Portraits shoesesques de saison #4
Insolites, conceptuels ou infiniment tendances, certains des souliers du printemps 2019 m'ont donné envie d'essayer d'imaginer les contours de celles à qui leurs créateurs les destinent…
L'aspirante hiltonienne
Cousine spirituelle de Paris Hilton, cette vendeuse de choux à la crème délicieusement hors de prix nourrit depuis sa plus tendre enfance une passion irrationnelle pour tout ce qui scintille plus que de raison, du vernis à paillettes pour vedette de télé-crochet aux tiares des protégées de Sylvie Tellier. Ainsi, lorsqu'elle quitte son poste sur les coups de 16h, elle troque immédiatement son uniforme - d'après elle aussi sexy qu'une robe de moniale - contre des atours bon marché brillant de mille feux, au point de faire se pâmer d'envie les micro aspirantes princesses qu'elle croise à la sortie des écoles.
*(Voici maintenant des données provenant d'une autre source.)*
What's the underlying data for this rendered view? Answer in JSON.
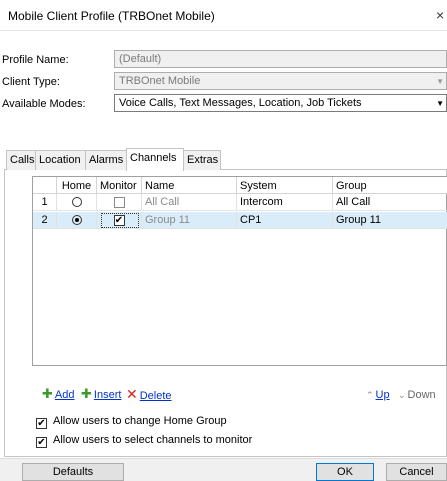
{
  "window": {
    "title": "Mobile Client Profile (TRBOnet Mobile)",
    "close_glyph": "×"
  },
  "form": {
    "profile_name_label": "Profile Name:",
    "profile_name_value": "(Default)",
    "client_type_label": "Client Type:",
    "client_type_value": "TRBOnet Mobile",
    "available_modes_label": "Available Modes:",
    "available_modes_value": "Voice Calls, Text Messages, Location, Job Tickets"
  },
  "tabs": [
    "Calls",
    "Location",
    "Alarms",
    "Channels",
    "Extras"
  ],
  "active_tab": "Channels",
  "grid": {
    "columns": [
      "Home",
      "Monitor",
      "Name",
      "System",
      "Group"
    ],
    "rows": [
      {
        "num": "1",
        "home": false,
        "monitor": false,
        "name": "All Call",
        "system": "Intercom",
        "group": "All Call"
      },
      {
        "num": "2",
        "home": true,
        "monitor": true,
        "name": "Group 11",
        "system": "CP1",
        "group": "Group 11",
        "selected": true
      }
    ]
  },
  "actions": {
    "add": "Add",
    "insert": "Insert",
    "delete": "Delete",
    "up": "Up",
    "down": "Down"
  },
  "options": [
    {
      "label": "Allow users to change Home Group",
      "checked": true
    },
    {
      "label": "Allow users to select channels to monitor",
      "checked": true
    }
  ],
  "buttons": {
    "defaults": "Defaults",
    "ok": "OK",
    "cancel": "Cancel"
  },
  "colors": {
    "selected_row": "#d9ecfa",
    "link": "#0033cc",
    "add_icon": "#3a9a2a",
    "delete_icon": "#e02020"
  }
}
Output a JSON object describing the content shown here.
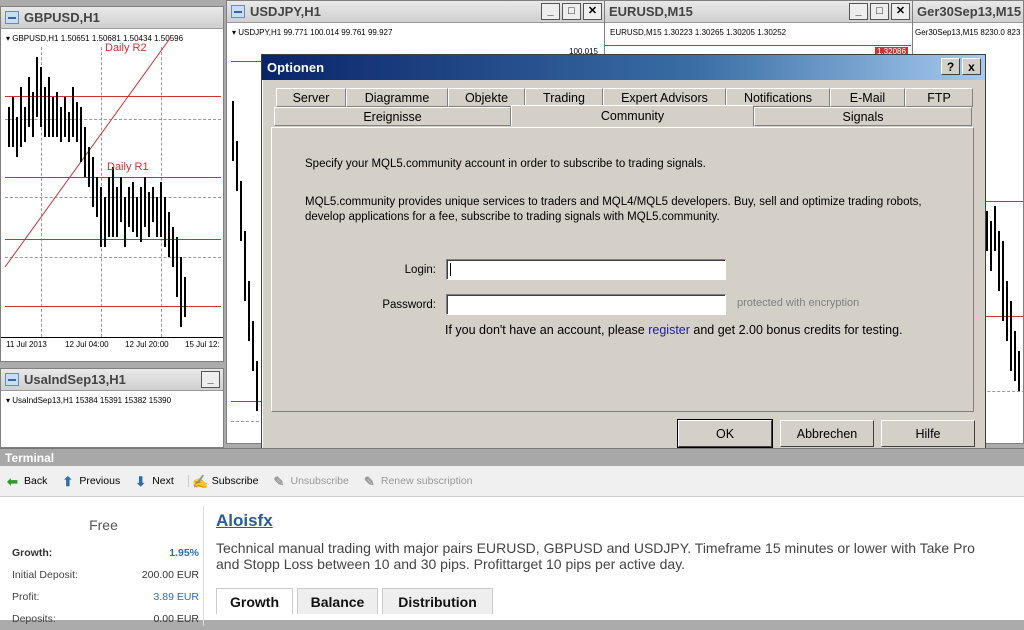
{
  "windows": {
    "gbpusd": {
      "title": "GBPUSD,H1",
      "header": "GBPUSD,H1  1.50651 1.50681 1.50434 1.50596",
      "daily_r2": "Daily R2",
      "daily_r1": "Daily R1",
      "x_labels": [
        "11 Jul 2013",
        "12 Jul 04:00",
        "12 Jul 20:00",
        "15 Jul 12:"
      ]
    },
    "usdjpy": {
      "title": "USDJPY,H1",
      "header": "USDJPY,H1  99.771 100.014 99.761 99.927",
      "price_tag": "100.015"
    },
    "eurusd": {
      "title": "EURUSD,M15",
      "header": "EURUSD,M15  1.30223 1.30265 1.30205 1.30252",
      "price_tag": "1.32086"
    },
    "ger30": {
      "title": "Ger30Sep13,M15",
      "header": "Ger30Sep13,M15  8230.0 823"
    },
    "usaind": {
      "title": "UsaIndSep13,H1",
      "header": "UsaIndSep13,H1  15384 15391 15382 15390"
    }
  },
  "dialog": {
    "title": "Optionen",
    "help_btn": "?",
    "close_btn": "x",
    "tabs_row1": [
      "Server",
      "Diagramme",
      "Objekte",
      "Trading",
      "Expert Advisors",
      "Notifications",
      "E-Mail",
      "FTP"
    ],
    "tabs_row2": [
      "Ereignisse",
      "Community",
      "Signals"
    ],
    "selected_tab": "Community",
    "intro": "Specify your MQL5.community account in order to subscribe to trading signals.",
    "description": "MQL5.community provides unique services to traders and MQL4/MQL5 developers. Buy, sell and optimize trading robots, develop applications for a fee, subscribe to trading signals with MQL5.community.",
    "login_label": "Login:",
    "login_value": "",
    "password_label": "Password:",
    "password_value": "",
    "password_hint": "protected with encryption",
    "account_text_before": "If you don't have an account, please ",
    "register_link": "register",
    "account_text_after": " and get 2.00 bonus credits for testing.",
    "ok": "OK",
    "cancel": "Abbrechen",
    "help": "Hilfe"
  },
  "terminal": {
    "title": "Terminal",
    "toolbar": {
      "back": "Back",
      "previous": "Previous",
      "next": "Next",
      "subscribe": "Subscribe",
      "unsubscribe": "Unsubscribe",
      "renew": "Renew subscription"
    },
    "plan": "Free",
    "stats": [
      {
        "label": "Growth:",
        "value": "1.95%"
      },
      {
        "label": "Initial Deposit:",
        "value": "200.00 EUR"
      },
      {
        "label": "Profit:",
        "value": "3.89 EUR"
      },
      {
        "label": "Deposits:",
        "value": "0.00 EUR"
      }
    ],
    "signal_name": "Aloisfx",
    "signal_desc": "Technical manual trading with major pairs EURUSD, GBPUSD and USDJPY. Timeframe 15 minutes or lower with Take Pro\nand Stopp Loss between 10 and 30 pips. Profittarget 10 pips per active day.",
    "tabs": [
      "Growth",
      "Balance",
      "Distribution"
    ]
  },
  "colors": {
    "dialog_title": "#0a246a",
    "link": "#1a1aa8",
    "resistance": "#cc3333",
    "signal_name": "#2a5a99"
  }
}
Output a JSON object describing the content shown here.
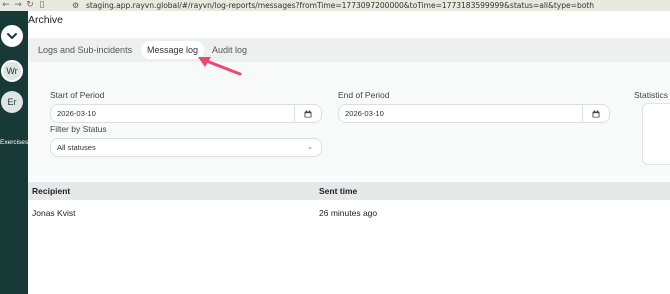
{
  "browser": {
    "back_icon": "arrow-left-icon",
    "forward_icon": "arrow-right-icon",
    "reload_icon": "reload-icon",
    "url": "staging.app.rayvn.global/#/rayvn/log-reports/messages?fromTime=1773097200000&toTime=1773183599999&status=all&type=both"
  },
  "sidebar": {
    "avatars": [
      {
        "label": "Wr"
      },
      {
        "label": "Er"
      }
    ],
    "bottom_label": "Exercises"
  },
  "page": {
    "title": "Archive"
  },
  "tabs": [
    {
      "label": "Logs and Sub-incidents",
      "active": false
    },
    {
      "label": "Message log",
      "active": true
    },
    {
      "label": "Audit log",
      "active": false
    }
  ],
  "filters": {
    "start_label": "Start of Period",
    "start_value": "2026-03-10",
    "end_label": "End of Period",
    "end_value": "2026-03-10",
    "status_label": "Filter by Status",
    "status_value": "All statuses",
    "statistics_label": "Statistics"
  },
  "table": {
    "columns": [
      "Recipient",
      "Sent time"
    ],
    "rows": [
      {
        "recipient": "Jonas Kvist",
        "sent_time": "26 minutes ago"
      }
    ]
  },
  "colors": {
    "sidebar": "#183a36",
    "annotation_arrow": "#f0466e"
  }
}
Autant dire que lorsqu'elle gratta son ticket de BlackJack hebdomadaire et découvrit qu'une bonne fée venait de lui offrir 5000 euros, elle n'eut aucune hésitation quant à la nature du premier achat qu'elle allait effectuer : une paire de mules strassées que n'auraient pas reniées les filles de Selling Sunset…
La styliste mythomane
Styliste pour l'un des rares magazines de mode n'ayant pas encore rendu les armes face au digital, cette quadragénaire au blond subtilement artificiel sirote son thé matcha en observant les joggeurs de Miami Beach. Actuellement en Floride pour une série mode de 8 pages, elle sait d'ores et déjà qu'elle ne verra pas le début de l'orteil de la mannequin castée pour l'occasion. Il faut dire que ce voyage professionnel tombe à pic pour renouer avec son ex, qui gère désormais la communication du Betsy (l'hôtel jouxtant le sien). À elle ainsi les soirées langoureuses au bord de la piscine en rooftop... et à sa stagiaire la joie de transporter 50 kilos de fringues dans les Everglades. Cerise sur le smoothie : cette paire de boots achetée hier au Webster, qui va lui permettre de convaincre à son retour mari et enfants du caractère héroïque de son métier. La dégaine de cette dernière lui permettra en effet de passer sans mal pour le dessert avorté d'un alligator… Elle s'imagine déjà raconter sous le regard attentif de son innocente progéniture et l'oeil énamouré de son naïf époux comment elle a échappé à la mort en éborgnant un reptile de plusieurs mètres avec l'un de ses congénères transformé en "it" bag Alaïa…
La douce épouse
Fille d'un général de l'armée française ayant fait du whisky son meilleur aide de camp, épouse d'un haut fonctionnaire à cheval sur les conventions et mère de trois fils confondant depuis leur plus tendre enfance les notions de mère et d'esclave, cette ravissante - mais légèrement éteinte - habitante du 6e arrondissement parisien est à bientôt 50 ans davantage familière des effets secondaires du Prozac que des caresses de son conjoint. Traînant un beau matin ses Tods vers Le Bon Marché en quête d'une tenue discrète susceptible de convenir au dress code chic d'une énième réception à l'Élysée, son attention est soudain attirée par une verdoyante tache hirsute siégeant en guest star dans l'une des vitrines du grand magasin. Saisie comme Paul sur le chemin de Damas, elle sent qu'elle a enfin trouvé le moyen de prendre le pouvoir sur les hommes de son foyer. Sa tenue pour cette sauterie entre diplomates ? Un très sage tailleur Max Mara accompagné de… cette fabuleuse paire de claquettes gazon ! Elle n'ose imaginer le regard interloqué, puis les oreilles rougissantes de son mari lorsqu'il découvrira son incartade stylistique entre deux phrases vaines et ampoulées… Soudain, l'avenir de ce ex-éternelle effacée se colore. La remise de diplôme de son égocentrique de fils ? Ce sera en total look Vetements. Les fiançailles de son cadet qui ne l'appelle que pour s'enquérir des dates d'occupation de la maison familiale de Biarritz ? Ce sera en combinaison SM Moschino. Que la fête commence !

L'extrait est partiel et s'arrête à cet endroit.